Siyaset toplumun gerisinde
Hatay’da Alevi köylerine gittiğimde, “Size ayrımcılık yapıldı mı?" diye sordum. “Allah var böyle bir şey yaşamadık” dediler. Samandağ Belediye Başkanı ile görüştüğümde ise çadır sayısını doğru söylemeyerek, iktidarın ayrımcılık yaptığını ima etti.
Maraş’ta arama kurtarma ekiplerinin 30 saat uğraşıp enkaz altından çıkardıkları yaralılar Suriyeli göçmenlerdi. Bunca mülteci düşmanlığının körüklendiği bir ortamda ne yardım dağıtılırken, ne can kurtarılırken bundan etkilenen olmamıştı.
Adıyaman’da Kuşadası’ndan gelen bir aşçıyı, Menzil tarikatından gelen bir “sofi” ile aynı yerde yemek dağıtırken gördüm. Biri yemek pişiriyordu, diğeri içecek dağıtıyordu.
Maraş’ta büyük bir enkazın önünde ateş yakıp başına oturanlar Ankara’dan, İzmir’den, Sakarya’dan gelen gönüllülerdi ve birbirilerinin siyasi görüşlerinden haberdar değillerdi, sormadılar da. Fakat hepsi dost olmuştu.
MİLLET HER ZAMAN BİRLEŞEBİLİYOR
Bu afet din, mezhep, siyasi görüş, etnik kimlikleri bir anda ortadan kaldırdı ve millet büyük bir aşkla yardıma koştu hep beraber.
Tüm bunları yaşarken gördüm ki, öyle kutuplaşma, ötekileştirme, düşmanlaştırma söylemleri milleti çok da etkilememiş. Sosyal medyaya, siyasi parti sözcüsü gibi olan yazarlara, yorumculara bakarsanız sanki kutuplaşma her yere yayılmış zannedersiniz.
Hatırlayınız, 15 Temmuz darbesinde tankı elleriyle durdurmaya çalışan serdengeçti insanların siyasi kimliğini de hiçbirimiz bilmiyoruz.
Benim yanımda Arnavutköy’den meyhaneden gelen çakır keyif bir insan ile Sultançiftliği’nden gelen bir fırın işçisi vardı. Hepimiz FETÖ’cülere birlikte küfür ediyorduk.
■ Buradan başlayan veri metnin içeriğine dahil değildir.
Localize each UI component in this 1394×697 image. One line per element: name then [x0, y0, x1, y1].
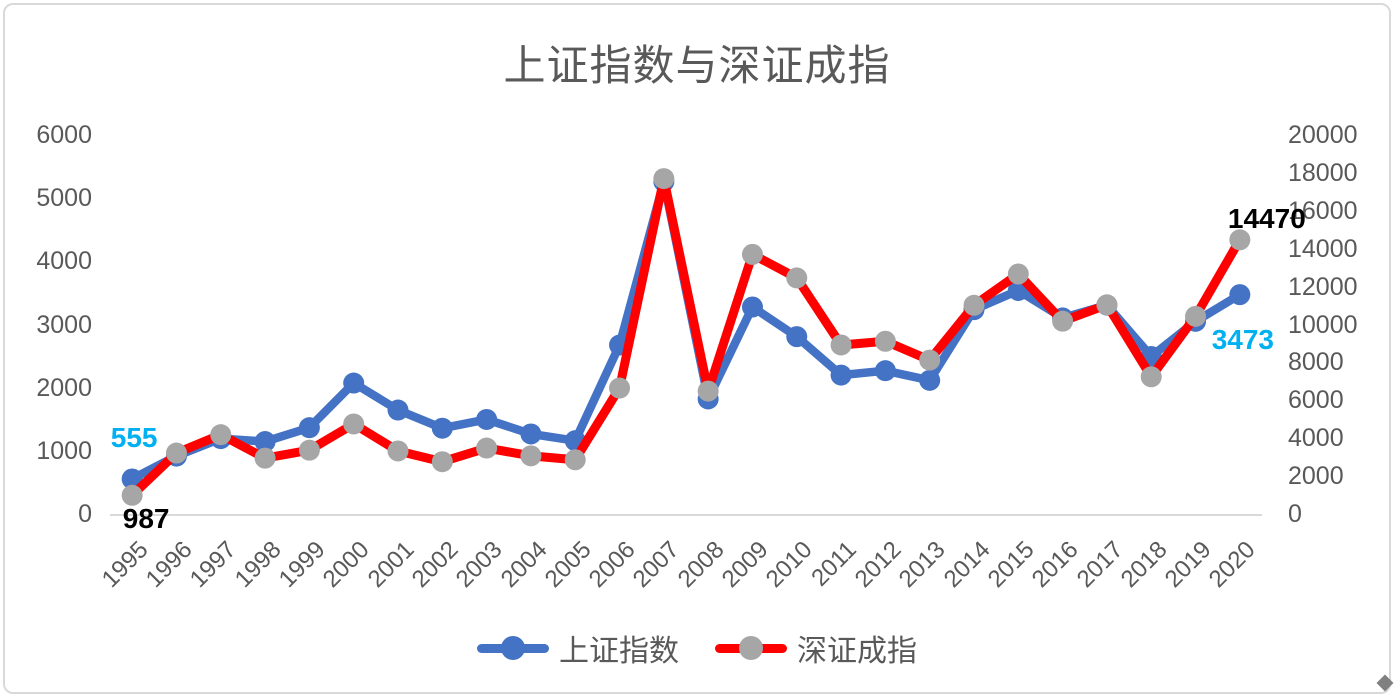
point-sse-2001[interactable] [387, 399, 409, 421]
point-szse-2001[interactable] [387, 440, 409, 462]
sse-line-marker-icon [477, 635, 549, 661]
point-szse-1999[interactable] [298, 439, 320, 461]
point-szse-2013[interactable] [919, 349, 941, 371]
point-sse-2011[interactable] [830, 364, 852, 386]
point-szse-2019[interactable] [1185, 305, 1207, 327]
point-szse-2020[interactable] [1229, 229, 1251, 251]
point-szse-1997[interactable] [210, 424, 232, 446]
right-axis-tick-10000[interactable]: 10000 [1288, 310, 1358, 339]
data-label-555[interactable]: 555 [110, 421, 158, 453]
right-axis-tick-8000[interactable]: 8000 [1288, 348, 1344, 377]
legend-item-sse[interactable]: 上证指数 [477, 626, 679, 670]
point-szse-2016[interactable] [1052, 310, 1074, 332]
right-axis-tick-16000[interactable]: 16000 [1288, 196, 1358, 225]
right-axis-tick-20000[interactable]: 20000 [1288, 121, 1358, 149]
point-szse-2018[interactable] [1140, 366, 1162, 388]
point-sse-2003[interactable] [476, 408, 498, 430]
point-szse-2002[interactable] [431, 451, 453, 473]
point-sse-2013[interactable] [919, 369, 941, 391]
point-sse-1998[interactable] [254, 431, 276, 453]
point-szse-2012[interactable] [874, 330, 896, 352]
data-label-14470[interactable]: 14470 [1227, 202, 1306, 234]
point-szse-2017[interactable] [1096, 294, 1118, 316]
left-axis-tick-4000[interactable]: 4000 [36, 247, 92, 276]
chart-title[interactable]: 上证指数与深证成指 [503, 42, 891, 89]
point-sse-2004[interactable] [520, 423, 542, 445]
right-axis-tick-4000[interactable]: 4000 [1288, 424, 1344, 453]
point-szse-2004[interactable] [520, 445, 542, 467]
left-axis-tick-3000[interactable]: 3000 [36, 310, 92, 339]
left-axis-tick-5000[interactable]: 5000 [36, 184, 92, 213]
point-sse-2002[interactable] [431, 417, 453, 439]
point-szse-2011[interactable] [830, 334, 852, 356]
point-szse-1995[interactable] [121, 484, 143, 506]
legend-label-sse: 上证指数 [559, 635, 679, 668]
point-szse-2006[interactable] [609, 377, 631, 399]
point-szse-2007[interactable] [653, 168, 675, 190]
series-line-sse[interactable] [127, 177, 1245, 484]
szse-line-marker-icon [715, 635, 787, 661]
point-sse-2010[interactable] [786, 326, 808, 348]
legend: 上证指数 深证成指 [0, 626, 1394, 670]
point-sse-2020[interactable] [1229, 284, 1251, 306]
point-sse-2012[interactable] [874, 360, 896, 382]
right-axis-tick-14000[interactable]: 14000 [1288, 234, 1358, 263]
data-label-987[interactable]: 987 [122, 503, 170, 535]
left-axis-tick-1000[interactable]: 1000 [36, 436, 92, 465]
series-line-szse[interactable] [127, 174, 1245, 500]
left-axis-tick-0[interactable]: 0 [78, 500, 92, 528]
legend-label-szse: 深证成指 [797, 635, 917, 668]
point-szse-2010[interactable] [786, 267, 808, 289]
right-axis-tick-12000[interactable]: 12000 [1288, 272, 1358, 301]
right-axis-tick-6000[interactable]: 6000 [1288, 386, 1344, 415]
point-szse-2000[interactable] [343, 413, 365, 435]
left-axis-tick-6000[interactable]: 6000 [36, 121, 92, 149]
right-axis-tick-0[interactable]: 0 [1288, 500, 1302, 528]
point-sse-2000[interactable] [343, 372, 365, 394]
point-sse-1999[interactable] [298, 417, 320, 439]
point-sse-2009[interactable] [741, 296, 763, 318]
legend-item-szse[interactable]: 深证成指 [715, 626, 917, 670]
point-szse-1996[interactable] [165, 442, 187, 464]
right-axis-tick-18000[interactable]: 18000 [1288, 158, 1358, 187]
point-szse-2015[interactable] [1007, 263, 1029, 285]
point-szse-2005[interactable] [564, 449, 586, 471]
right-axis-tick-2000[interactable]: 2000 [1288, 462, 1344, 491]
left-axis-tick-2000[interactable]: 2000 [36, 373, 92, 402]
data-label-3473[interactable]: 3473 [1211, 323, 1274, 355]
point-szse-2009[interactable] [741, 243, 763, 265]
point-szse-1998[interactable] [254, 447, 276, 469]
point-szse-2008[interactable] [697, 380, 719, 402]
point-szse-2014[interactable] [963, 294, 985, 316]
point-szse-2003[interactable] [476, 437, 498, 459]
Diyeceğim o ki 15 Temmuz’da, Bozkurt’ta sel felaketinde, Marmaris'teki orman yangınında millet tüm farklılıklarını bir kenara bırakarak birleşmeyi, ortak mücadele etmeyi bildi.
“Söz konusu vatan ise gerisi teferruattır” sözü gerçek anlamda milletin ruhunda yaşıyormuş meğer.
PROF. VASSAF SAĞLIKLI TOPLUMUZ
Bu konuyu Habertürk’te anlattığımda moderatörümüz Kürşad Oğuz dedi ki: "Prof. Gündüz Vassaf ile röportaj yaptım dün, milletin dayanışma ruhundan çok etkilendiğini söyledi."
O röportajdan bir bölüm aktarayım:
“Bu kadar badireler atlatmış bir toplum; darbeler, başka depremler, neredeyse bir iç savaş… Bütün bunlara rağmen bu kadar çabuk seferber olup, özellikle sivil toplum örgütleriyle yardıma koşan, ben ne yapabilirim diye çırpınan bir toplumun örneği dünyada azdır; ben hiç bilmiyorum. Onun için fevkalâde sağlıklıyız.”
Evet Gündüz Hoca’nın söylediklerini ben enkaza dönmüş şehirlerde gördüğümde milletimle gurur duydum.
Peki bu olağanüstü durumlarda siyasiler ne yaptı?
SİYASİLER MİLLETİN GERİSİNDE
Siyasiler her felakette, darbe girişiminde, afette bile ayrışmayı, kavga etmeyi, ötekileştirmeyi şaşırtıcı şekilde başardı!
Son afette de, 15 Temmuz'dan hem sonra da, yangında, selde siyasi tartışmaya girdi, kavga etti, dayanışma gösteremedi.
Bu açıdan bakıldığında siyaset milletin gerisinde kaldı.
Bu yüzden yeni bir siyaset diline, yeni bir siyaset anlayışına ihtiyaç doğdu artık.